Der Historiker Kersten Radzimanowski berichtet im Interview über seine Vorgehensweise bei der Familien- und Heimatforschung

Es gibt Menschen, die sammeln Briefmarken oder Bierdeckel, andere Münzen oder Murmeln. Was sammeln Sie?

Kersten Radzimanowski: Ich sammele Erinnerungen. Dabei begebe ich mich auf die Spur nach den Vorfahren, forsche nach den Ahnen und ihren Lebensumständen. Ich möchte wissen, was die "redlichen Preußen" zu ihrer großen zivilisatorischen Leistung motivierte, wie frühere Generationen ihr Leben bewältigten.

Woher stammt Ihr Name?

Radzimanowski: Zurückverfolgen konnte ich ihn bis in die Mitte des 18. Jahrhunderts. Er findet sich zu dieser Zeit an mehreren Orten Ostpreußens, vor allem im oberländischen Kreis, in den späteren Kreisen Mohrungen, Preußisch-Holland und Osterode.

Sind Sie nur an der eigenen Familiengeschichte interessiert?

Radzimanowski: Mir scheint es ein Wesenzug der Preußen zu sein, nicht nur sich selbst zu sehen, sondern sich als Teil einer größeren Gemeinschaft zu verstehen, in der der Starke den Schwachen schützt und Starker wie Schwacher ihren Beitrag zum Gemeinwohl leisten. Es gab einen Defa-Film, der mich sehr beeindruckt hat. Sicherlich werden Sie ihn gar nicht kennen. Sein Titel: "Einer trage des anderen Last". Mir scheint, daß dieses Motto ein zutiefst preußisches Axiom ist.

Noch einmal zurück zur Spurensuche. Wie kommt man denn nun seinen Vorfahren auf die Fährte?

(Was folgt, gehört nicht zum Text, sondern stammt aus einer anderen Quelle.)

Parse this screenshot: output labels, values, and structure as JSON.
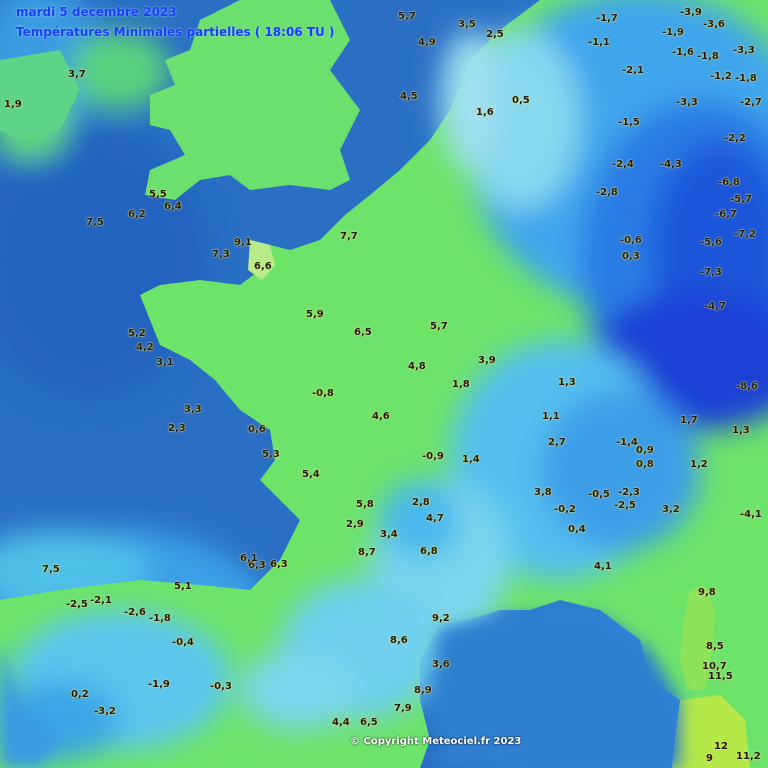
{
  "header": {
    "date": "mardi 5 décembre 2023",
    "subtitle": "Températures Minimales partielles ( 18:06 TU )"
  },
  "footer": {
    "copyright": "© Copyright Meteociel.fr 2023"
  },
  "colors": {
    "sea_deep": "#1f5fb8",
    "sea": "#2f7fd0",
    "cold_light": "#7fd0f0",
    "cool": "#4fb4ee",
    "mild": "#68e070",
    "warm": "#a9e84f",
    "very_cold": "#1538d8",
    "value_text": "#1a1a1a"
  },
  "values": [
    "5,7",
    "3,5",
    "2,5",
    "1,6",
    "0,5",
    "1,9",
    "-3,9",
    "-3,6",
    "-3,3",
    "-1,7",
    "-1,1",
    "-1,6",
    "-1,8",
    "-1,2",
    "-1,9",
    "-2,1",
    "-1,5",
    "-1,8",
    "-2,7",
    "-2,2",
    "-3,3",
    "-4,3",
    "-5,6",
    "-6,8",
    "-7,3",
    "-5,7",
    "-6,7",
    "-7,2",
    "-8,6",
    "-4,7",
    "-2,8",
    "-2,4",
    "-0,6",
    "0,3",
    "1,2",
    "1,7",
    "1,3",
    "0,9",
    "0,8",
    "3,2",
    "-4,1",
    "9,8",
    "8,5",
    "10,7",
    "11,5",
    "12",
    "9",
    "11,2",
    "4,5",
    "4,9",
    "3,7",
    "5,5",
    "6,4",
    "7,5",
    "6,2",
    "7,3",
    "9,1",
    "7,7",
    "6,6",
    "5,9",
    "6,5",
    "5,7",
    "4,8",
    "4,6",
    "3,9",
    "2,8",
    "1,8",
    "-0,5",
    "-2,3",
    "-2,5",
    "-1,4",
    "-0,2",
    "0,4",
    "2,9",
    "3,4",
    "4,7",
    "6,8",
    "8,7",
    "8,6",
    "9,2",
    "8,9",
    "7,9",
    "6,5",
    "4,4",
    "3,6",
    "-1,9",
    "-3,2",
    "-0,3",
    "0,2",
    "-0,4",
    "-2,6",
    "-1,8",
    "-2,1",
    "-2,5",
    "6,3",
    "7,5",
    "5,1",
    "5,2",
    "4,2",
    "3,1",
    "3,3",
    "2,3",
    "0,6",
    "-0,8",
    "-0,9",
    "1,4",
    "1,3",
    "1,1",
    "2,7",
    "3,8",
    "4,1",
    "5,3",
    "5,4",
    "5,8",
    "6,1",
    "6,3"
  ],
  "scale_note": ""
}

Radzimanowski: Ein bißchen ähnelt es dem Vorgehen von Sherlock Holmes. Puzzleteile sind zusammenzusetzen, viele Dinge, von denen man in der Familie gehört hat, auf ihren Wahrheitsgehalt zu überprüfen. Dabei stößt man immer wieder auf neue Verbindungen, unbekannte Beziehungen. Vor dem geistigen Auge entstehen die Lebensläufe von Menschen, die unter nicht immer leichten Umständen ein zumeist zufriedenes Leben führten.

Nun ist Ostpreußen heute kein Teil der Bundesrepublik Deutschland. Wie kommen Sie an Ihre Dokumente?

Radzimanowski: Polen wie Rußland und Litauen, die heute Ostpreußen verwalten, haben große Teile der Archivalien vernichtet. Ostpreußens Geschichte konnten sie damit nicht auslöschen. Ich wie andere Familienforscher mußten in diesen Fällen nach Ersatzlösungen suchen, um doch das eine oder andere Lebenszeichen der Vorfahren zu finden - sei es im preußischen Staatsarchiv in Berlin-Dahlem, im Evangelischen Zentralarchiv in Berlin-Kreuzberg oder auch im Bundesarchiv für Lastenausgleich in Bayreuth. Gerade im Lastenausgleichsarchiv ist das schwere Leid der Vertriebenen, der Verschleppten und Ermordeten sehr genau dokumentiert. Nur die katholische Kirche hat ihre diesbezüglichen Archivalien an Polen ausgeliefert.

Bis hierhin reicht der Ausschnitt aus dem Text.